Dave Jensen helps leaders manage ambiguity, gain buy-in to any change, improve decision-making, and achieve difficult goals in today’s complex, competitive, and conflicting environment. For a FREE Chapter of his forthcoming book, The Executive’s Paradox – How to Stretch When You’re Pulled by Opposing Demands, visit http://davejensenonleadership.com/

8 comments to When Hope Hurts

  • Lynda Barry

    Love this! sharing with the team ….
    Thank you for the inspiration!

  • Gunns

    Great job again

  • SBlack

    Accept reality, Improvise and Value Meaning — Dave, really great article!!! I have to say that as I was reading about your “Hope” it made me realize that my motivation is grounded in “Faith!” Which probably translates closest to your “Value Meaning.” In my world view, I always remember that while I work for some really amazing PEOPLE, ultimately, I answer to the Lord Jesus Christ – he is my true CEO and as long as I keep that in mind, there is nothing that we cannot accomplish in His strength.

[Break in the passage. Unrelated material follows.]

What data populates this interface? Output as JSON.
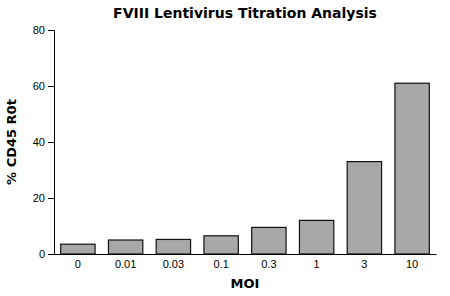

Mind you, that is my PERSONAL motivation and I do not “shove that down” any of my staff or co-workers’ throats — it is unseen and unspoken unless asked on a personal basis! I just wanted to thank you for sharing the story of your cleaning woman and for making her so human and significant in your story – my cleaning woman’s name is Wanda, and she too is a bright moment in my late nights at work — I am guessing you will find a lot of readers appreciate this post!!!!

    • Hi Susan,

      Thanks so much for your wonderful words. I agree that ‘value meaning’ is critical, and that you have found yours is fantastic. I also think it is very powerful that you walk what you believe, and don’t feel the need to push your “beliefs/values” at your staff.

      Very effective and leaderlike!
      Congrats,
      Dave

  • Diane Lansberry Shank

    Dave,

    I echo the earlier sentiments, and have found the concepts you describe useful when teaching providers and patients how to better communicate…but realize the uphill battle for the healthcare industry- specifically patient care providers and patients- is even finding the time to recognize or analyze the breach in communication flow and the risk it creates. There are lots of opportunities for growth…

    Thanks for your article, it was encouraging.

    Best regards.

    Diane

    • Hi Diane,

      I appreciate your comments. Yes, my years in healthcare taught me that we often confuse broadcasting for communication. We forget that it’s usually what happens AFTER the communication that matters most.

      Keep up the great work, and remember that each interaction you have can impact your patients the way the cleaning lady affected me.